La devise de Côme II était une couronne de laurier avec cette exergue : NON JUVAT EX FACILI.
Et cependant, malgré les encouragements qu'il donna aux arts et aux sciences, comme on le voit, tout ce qui fut fait sous son règne, en peinture et en sculpture, fut fait par des peintres et des statuaires de second ordre ; et en science, la seule découverte un peu importante qui signala son époque, fut la découverte par Galilée des satellites de Jupiter, auxquels ce grand homme, en reconnaissance de son rappel en Toscane, donna le nom d'étoiles des Médicis : c'est que la terre qui avait produit tant de grands hommes de toutes sortes commençait à s'épuiser ! Quoique souffrant déjà de la maladie dont il mourut, le grand-duc Côme II n'en voulut pas moins poser la première pierre de l'aile qu'il faisait ajouter au palais Pitti.
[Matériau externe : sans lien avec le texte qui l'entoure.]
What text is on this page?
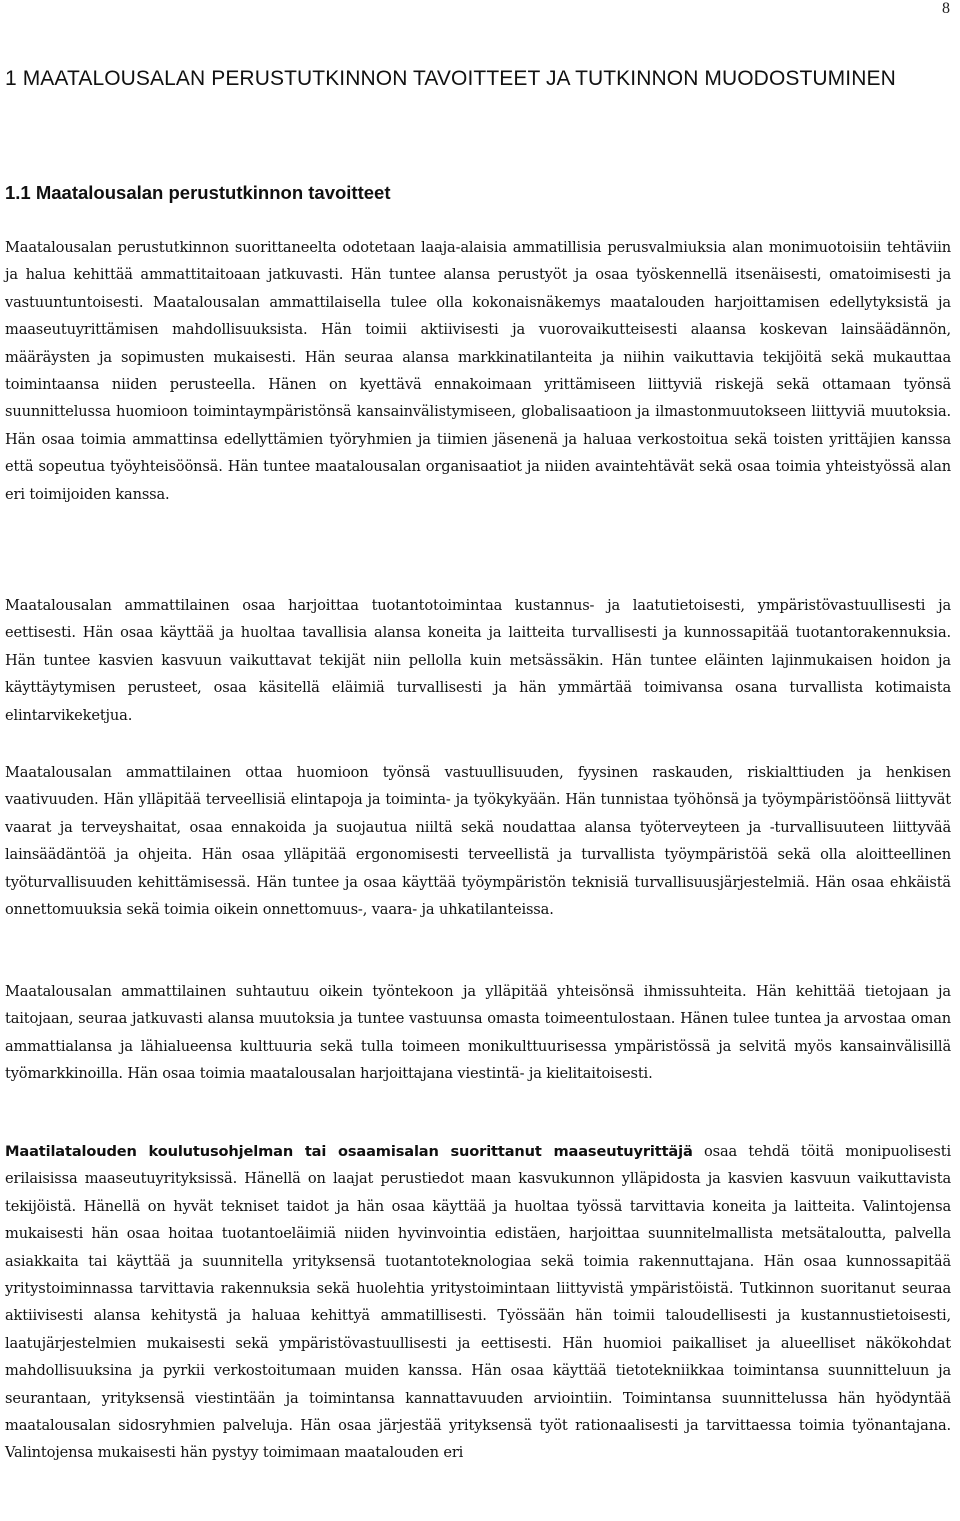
8
1 MAATALOUSALAN PERUSTUTKINNON TAVOITTEET JA TUTKINNON MUODOSTUMINEN
1.1 Maatalousalan perustutkinnon tavoitteet

Maatalousalan perustutkinnon suorittaneelta odotetaan laaja-alaisia ammatillisia perusvalmiuksia alan monimuotoisiin tehtäviin ja halua kehittää ammattitaitoaan jatkuvasti. Hän tuntee alansa perustyöt ja osaa työskennellä itsenäisesti, omatoimisesti ja vastuuntuntoisesti. Maatalousalan ammattilaisella tulee olla kokonaisnäkemys maatalouden harjoittamisen edellytyksistä ja maaseutuyrittämisen mahdollisuuksista. Hän toimii aktiivisesti ja vuorovaikutteisesti alaansa koskevan lainsäädännön, määräysten ja sopimusten mukaisesti. Hän seuraa alansa markkinatilanteita ja niihin vaikuttavia tekijöitä sekä mukauttaa toimintaansa niiden perusteella. Hänen on kyettävä ennakoimaan yrittämiseen liittyviä riskejä sekä ottamaan työnsä suunnittelussa huomioon toimintaympäristönsä kansainvälistymiseen, globalisaatioon ja ilmastonmuutokseen liittyviä muutoksia. Hän osaa toimia ammattinsa edellyttämien työryhmien ja tiimien jäsenenä ja haluaa verkostoitua sekä toisten yrittäjien kanssa että sopeutua työyhteisöönsä. Hän tuntee maatalousalan organisaatiot ja niiden avaintehtävät sekä osaa toimia yhteistyössä alan eri toimijoiden kanssa.

Maatalousalan ammattilainen osaa harjoittaa tuotantotoimintaa kustannus- ja laatutietoisesti, ympäristövastuullisesti ja eettisesti. Hän osaa käyttää ja huoltaa tavallisia alansa koneita ja laitteita turvallisesti ja kunnossapitää tuotantorakennuksia. Hän tuntee kasvien kasvuun vaikuttavat tekijät niin pellolla kuin metsässäkin. Hän tuntee eläinten lajinmukaisen hoidon ja käyttäytymisen perusteet, osaa käsitellä eläimiä turvallisesti ja hän ymmärtää toimivansa osana turvallista kotimaista elintarvikeketjua.

Maatalousalan ammattilainen ottaa huomioon työnsä vastuullisuuden, fyysinen raskauden, riskialttiuden ja henkisen vaativuuden. Hän ylläpitää terveellisiä elintapoja ja toiminta- ja työkykyään. Hän tunnistaa työhönsä ja työympäristöönsä liittyvät vaarat ja terveyshaitat, osaa ennakoida ja suojautua niiltä sekä noudattaa alansa työterveyteen ja -turvallisuuteen liittyvää lainsäädäntöä ja ohjeita. Hän osaa ylläpitää ergonomisesti terveellistä ja turvallista työympäristöä sekä olla aloitteellinen työturvallisuuden kehittämisessä. Hän tuntee ja osaa käyttää työympäristön teknisiä turvallisuusjärjestelmiä. Hän osaa ehkäistä onnettomuuksia sekä toimia oikein onnettomuus-, vaara- ja uhkatilanteissa.

Maatalousalan ammattilainen suhtautuu oikein työntekoon ja ylläpitää yhteisönsä ihmissuhteita. Hän kehittää tietojaan ja taitojaan, seuraa jatkuvasti alansa muutoksia ja tuntee vastuunsa omasta toimeentulostaan. Hänen tulee tuntea ja arvostaa oman ammattialansa ja lähialueensa kulttuuria sekä tulla toimeen monikulttuurisessa ympäristössä ja selvitä myös kansainvälisillä työmarkkinoilla. Hän osaa toimia maatalousalan harjoittajana viestintä- ja kielitaitoisesti.

Maatilatalouden koulutusohjelman tai osaamisalan suorittanut maaseutuyrittäjä osaa tehdä töitä monipuolisesti erilaisissa maaseutuyrityksissä. Hänellä on laajat perustiedot maan kasvukunnon ylläpidosta ja kasvien kasvuun vaikuttavista tekijöistä. Hänellä on hyvät tekniset taidot ja hän osaa käyttää ja huoltaa työssä tarvittavia koneita ja laitteita. Valintojensa mukaisesti hän osaa hoitaa tuotantoeläimiä niiden hyvinvointia edistäen, harjoittaa suunnitelmallista metsätaloutta, palvella asiakkaita tai käyttää ja suunnitella yrityksensä tuotantoteknologiaa sekä toimia rakennuttajana. Hän osaa kunnossapitää yritystoiminnassa tarvittavia rakennuksia sekä huolehtia yritystoimintaan liittyvistä ympäristöistä. Tutkinnon suoritanut seuraa aktiivisesti alansa kehitystä ja haluaa kehittyä ammatillisesti. Työssään hän toimii taloudellisesti ja kustannustietoisesti, laatujärjestelmien mukaisesti sekä ympäristövastuullisesti ja eettisesti. Hän huomioi paikalliset ja alueelliset näkökohdat mahdollisuuksina ja pyrkii verkostoitumaan muiden kanssa. Hän osaa käyttää tietotekniikkaa toimintansa suunnitteluun ja seurantaan, yrityksensä viestintään ja toimintansa kannattavuuden arviointiin. Toimintansa suunnittelussa hän hyödyntää maatalousalan sidosryhmien palveluja. Hän osaa järjestää yrityksensä työt rationaalisesti ja tarvittaessa toimia työnantajana. Valintojensa mukaisesti hän pystyy toimimaan maatalouden eri
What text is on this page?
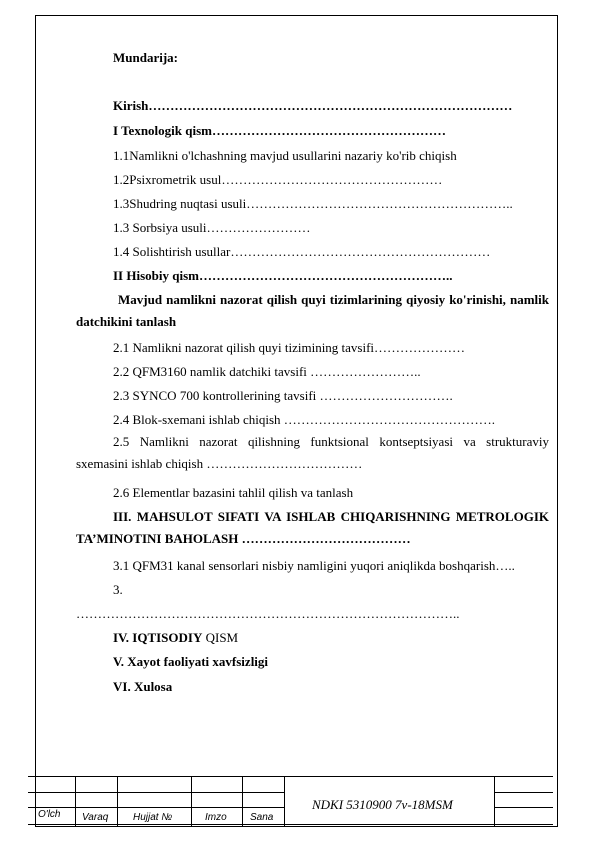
Mundarija:
Kirish…………………………………………………………………………
I Texnologik qism………………………………………………
1.1Namlikni o'lchashning mavjud usullarini nazariy ko'rib chiqish
1.2Psixrometrik usul……………………………………………
1.3Shudring nuqtasi usuli……………………………………………………..
1.3 Sorbsiya usuli……………………
1.4 Solishtirish usullar……………………………………………………
II Hisobiy qism…………………………………………………..
Mavjud namlikni nazorat qilish quyi tizimlarining qiyosiy ko'rinishi, namlik datchikini tanlash
2.1 Namlikni nazorat qilish quyi tizimining tavsifi…………………
2.2 QFM3160 namlik datchiki tavsifi ……………………..
2.3 SYNCO 700 kontrollerining tavsifi ………………………….
2.4 Blok-sxemani ishlab chiqish ………………………………………….
2.5 Namlikni nazorat qilishning funktsional kontseptsiyasi va strukturaviy sxemasini ishlab chiqish ………………………………
2.6 Elementlar bazasini tahlil qilish va tanlash
III. MAHSULOT SIFATI VA ISHLAB CHIQARISHNING METROLOGIK TA’MINOTINI BAHOLASH …………………………………
3.1 QFM31 kanal sensorlari nisbiy namligini yuqori aniqlikda boshqarish…..
3.
……………………………………………………………………………..
IV. IQTISODIY QISM
V. Xayot faoliyati xavfsizligi
VI. Xulosa
O'lch Varaq Hujjat №	Imzo Sana
NDKI 5310900 7v-18MSM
On apporta cette pierre dans sa chambre, elle y fut bénite en sa présence ; puis le malade, avec une truelle d'argent, la couvrit de chaux, et elle fut déposée au plus profond des fondations creusées, avec une cassette contenant des médailles et des pièces d'or et d'argent frappées à l'effigie du mourant, et trois inscriptions latines, les deux premières composées par André Salvadori, et la troisième par Pierre Vittori, le jeune. A peine le mur qui les recouvrait était-il sorti de terre, que Côme II mourut, à l'âge de trente-deux ans, plus généralement et plus profondément regretté peut-être qu'aucun prince ne l'a jamais été.